Where should your shoulders be before kicking up into your handstands/ forearm stands - above your wrists or behind your wrists?

A common cue that is shared in yoga classes calls for shoulders to be positioned slightly behind the wrists before initiating any kick-ups or bunny hops, whereas in most other hand-balancing classes, coaches often call for shoulders to be stacked above the wrist before initiating the handstand.

I tried both cues and this is what I found (in my body).

The Experiment

I wanted to test which cue could help me get into a tuck handstand more accurately. More specifically, out of 3 hops, how many attempts do I need before catching my tuck handstand in midair? A catch refers to a 3-second hold in the air.

I tested 3 sets of 3 hops with "Shoulders behind Wrists" vs. "Shoulders above Wrists".

Set 1

Shoulders behind Wrists

  • I was unable to catch my tuck handstands on all 3 attempts. The momentum introduced with this shoulder position when hopping forward made me feel less stable in my entry.

  • Attempt 1 & 2: I found it difficult to stack my hips above my shoulders.

  • Attempt 3: I noticed my shoulder falling forward in this attempt, making it even more difficult to stack my hip above my shoulder.

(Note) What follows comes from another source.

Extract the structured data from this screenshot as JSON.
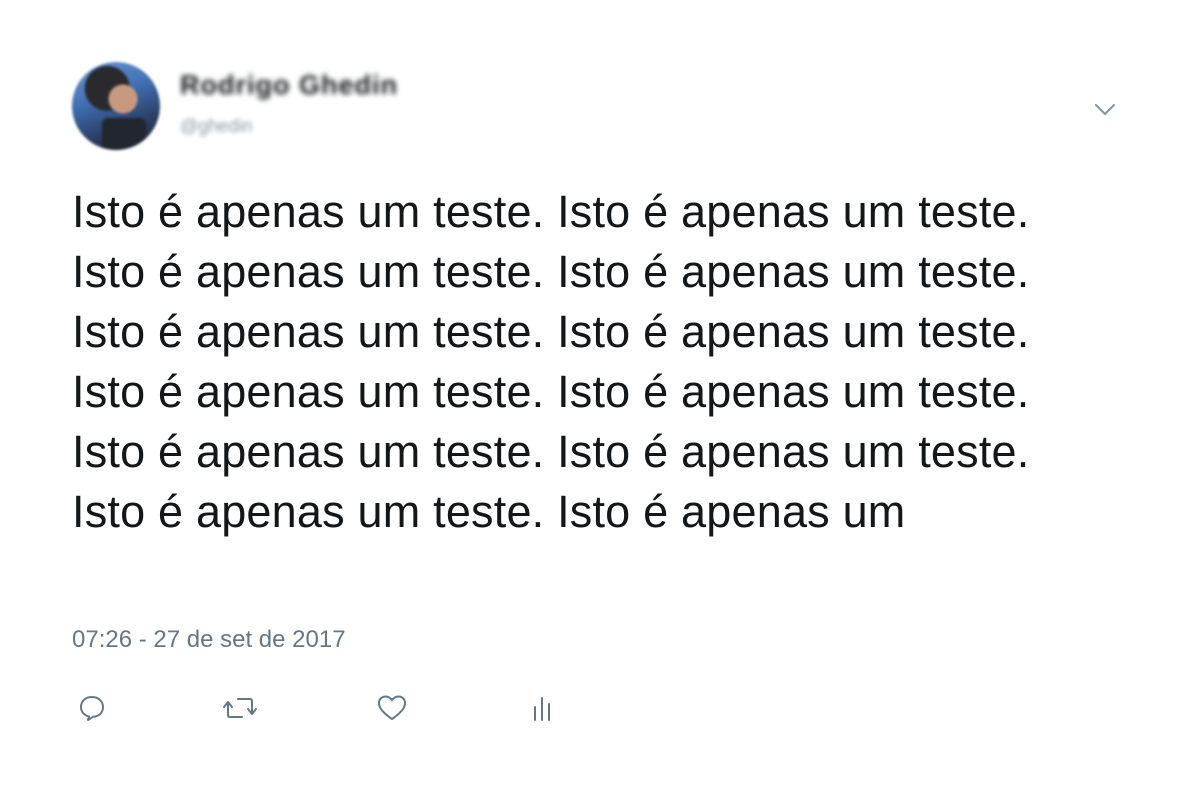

I'm guessing that as the shoulder gets tired, it gets a little more difficult to stop the forward momentum in the shoulders.

Shoulders Above Wrists

  • I caught my tuck handstand on the second attempt.

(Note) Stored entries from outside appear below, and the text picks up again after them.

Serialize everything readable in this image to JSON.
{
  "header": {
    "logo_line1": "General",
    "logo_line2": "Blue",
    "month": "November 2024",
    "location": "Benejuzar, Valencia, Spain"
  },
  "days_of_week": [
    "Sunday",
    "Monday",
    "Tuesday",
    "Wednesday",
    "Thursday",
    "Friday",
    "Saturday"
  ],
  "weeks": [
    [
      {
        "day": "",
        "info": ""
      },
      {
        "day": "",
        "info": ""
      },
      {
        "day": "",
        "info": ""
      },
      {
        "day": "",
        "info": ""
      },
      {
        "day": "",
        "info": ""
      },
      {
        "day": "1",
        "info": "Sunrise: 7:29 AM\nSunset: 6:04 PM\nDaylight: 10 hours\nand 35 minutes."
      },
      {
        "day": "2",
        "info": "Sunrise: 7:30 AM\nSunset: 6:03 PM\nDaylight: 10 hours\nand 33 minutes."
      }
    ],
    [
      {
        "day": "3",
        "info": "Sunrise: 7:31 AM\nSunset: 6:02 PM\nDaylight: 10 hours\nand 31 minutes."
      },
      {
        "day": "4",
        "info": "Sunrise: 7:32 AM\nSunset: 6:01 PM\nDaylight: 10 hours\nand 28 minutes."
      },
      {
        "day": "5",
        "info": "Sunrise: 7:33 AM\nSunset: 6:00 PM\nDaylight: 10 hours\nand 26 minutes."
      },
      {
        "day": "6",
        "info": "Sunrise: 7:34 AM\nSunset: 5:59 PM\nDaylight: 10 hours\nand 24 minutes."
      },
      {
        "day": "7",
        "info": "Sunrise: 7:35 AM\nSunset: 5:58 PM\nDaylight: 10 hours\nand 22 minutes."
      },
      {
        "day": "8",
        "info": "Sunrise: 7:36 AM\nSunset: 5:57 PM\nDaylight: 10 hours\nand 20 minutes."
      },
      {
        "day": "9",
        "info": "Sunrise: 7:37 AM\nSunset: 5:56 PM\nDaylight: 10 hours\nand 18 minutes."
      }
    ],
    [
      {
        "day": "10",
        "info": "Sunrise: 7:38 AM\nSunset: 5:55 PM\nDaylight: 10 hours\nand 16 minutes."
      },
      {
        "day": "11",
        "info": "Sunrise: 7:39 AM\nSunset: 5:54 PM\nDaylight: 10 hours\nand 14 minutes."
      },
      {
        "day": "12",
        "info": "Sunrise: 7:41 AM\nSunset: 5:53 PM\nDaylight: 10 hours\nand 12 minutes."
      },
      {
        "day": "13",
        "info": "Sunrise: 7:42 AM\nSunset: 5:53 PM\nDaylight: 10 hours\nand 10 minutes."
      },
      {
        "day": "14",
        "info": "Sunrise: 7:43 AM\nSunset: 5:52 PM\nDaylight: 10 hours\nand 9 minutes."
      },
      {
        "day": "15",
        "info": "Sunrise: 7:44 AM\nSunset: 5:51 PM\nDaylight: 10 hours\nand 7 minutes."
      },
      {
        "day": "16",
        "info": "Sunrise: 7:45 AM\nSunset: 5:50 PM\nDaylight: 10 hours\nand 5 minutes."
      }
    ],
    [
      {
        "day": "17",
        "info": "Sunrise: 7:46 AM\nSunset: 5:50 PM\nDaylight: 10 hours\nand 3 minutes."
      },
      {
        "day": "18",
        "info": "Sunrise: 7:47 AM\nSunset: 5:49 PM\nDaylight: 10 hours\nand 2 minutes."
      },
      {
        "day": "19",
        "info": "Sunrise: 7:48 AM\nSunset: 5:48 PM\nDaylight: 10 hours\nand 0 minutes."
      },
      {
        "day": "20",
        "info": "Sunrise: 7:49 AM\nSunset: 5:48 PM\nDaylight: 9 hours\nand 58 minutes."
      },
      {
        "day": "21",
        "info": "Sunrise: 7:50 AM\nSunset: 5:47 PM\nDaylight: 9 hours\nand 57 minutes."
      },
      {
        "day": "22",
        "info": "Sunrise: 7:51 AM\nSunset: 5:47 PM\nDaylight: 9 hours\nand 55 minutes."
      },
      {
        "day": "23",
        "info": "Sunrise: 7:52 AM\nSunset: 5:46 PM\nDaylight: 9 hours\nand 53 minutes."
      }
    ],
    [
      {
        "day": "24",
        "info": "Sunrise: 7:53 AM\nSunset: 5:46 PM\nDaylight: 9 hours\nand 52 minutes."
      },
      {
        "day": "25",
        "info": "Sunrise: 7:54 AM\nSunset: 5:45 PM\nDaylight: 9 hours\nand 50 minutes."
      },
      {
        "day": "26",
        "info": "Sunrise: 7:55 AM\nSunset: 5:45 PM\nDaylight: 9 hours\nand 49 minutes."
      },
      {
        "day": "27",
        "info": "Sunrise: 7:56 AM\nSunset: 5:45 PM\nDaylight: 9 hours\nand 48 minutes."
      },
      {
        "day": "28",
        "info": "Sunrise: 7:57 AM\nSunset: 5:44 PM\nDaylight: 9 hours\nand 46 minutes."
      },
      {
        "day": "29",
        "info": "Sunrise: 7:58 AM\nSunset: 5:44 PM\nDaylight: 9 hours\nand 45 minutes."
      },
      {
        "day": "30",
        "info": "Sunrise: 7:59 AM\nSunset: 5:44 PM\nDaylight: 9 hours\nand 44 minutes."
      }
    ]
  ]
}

  • Attempt 1: I was really close to catching the tuck handstand. The hips were very close to stacking above the shoulders. Perhaps if I had hopped a little harder, I would have caught it.

  • Attempt 2: Caught the tuck handstand and could comfortably hold it for 5 seconds.

Set 2

Shoulders behind Wrists

  • I made a slight adjustment in this set by positioning my shoulders less far behind my wrists, hoping that it would give me a little more control when initiating the kickup. The entries in this set were more controlled, however, I still found it difficult to catch my balance.

  • Attempt 1: Hips still not stacked above the shoulder.

  • Attempt 2 and 3: Hips were stacked above the shoulder, but I found it difficult to catch the tuck handstand. I felt like I had to kick harder than I normally would to send the hips over the shoulder, but because of that, I found it more difficult to control my core and legs in both attempts.

Shoulder Above Wrists

  • I caught my tuck handstand on the first attempt and held that for 15 seconds.

  • Attempt 1: Caught the tuck handstand. I felt very stable and controlled going in and coming out of that.

Set 3

Shoulders behind Wrists

  • Finally caught my tuck handstand on my third attempt on this set, also the 9th tuck handstand (in the whole experiment).

  • Attempt 1: I could not stack my hips above my shoulders.

  • Attempt 2: I managed to stack my hips above my shoulders, yet lacked control in the legs, which eventually led me to come down again.

  • Attempt 3: Finally caught the tuck handstand. But I did not feel the ground resistance as much. It felt a little more like I was counterbalancing instead of pushing.

Shoulders Above Wrists

  • Caught my tuck handstand on the second attempt.

  • Attempt 1: Got into the correct shoulder and hip position but lost control of my legs.

  • Attempt 2: Caught the tuck handstand.


Having the shoulders stacked above the wrists when setting up for a tuck handstand/ bunny hop helped me to enter the handstand more accurately. I also generally felt better control throughout the whole entry movement and a better sense of 'catch' when my body was in position.

I felt that setting up with the shoulder behind the wrists introduced too many moving parts in the entry - having to shift BOTH the shoulders and hips forward into position and then lock it in at the right moment. It does not work for my body type, i.e.: heavy hips, flexible and smaller shoulders. However, this might work for someone with strong tight shoulders and smaller hips and legs.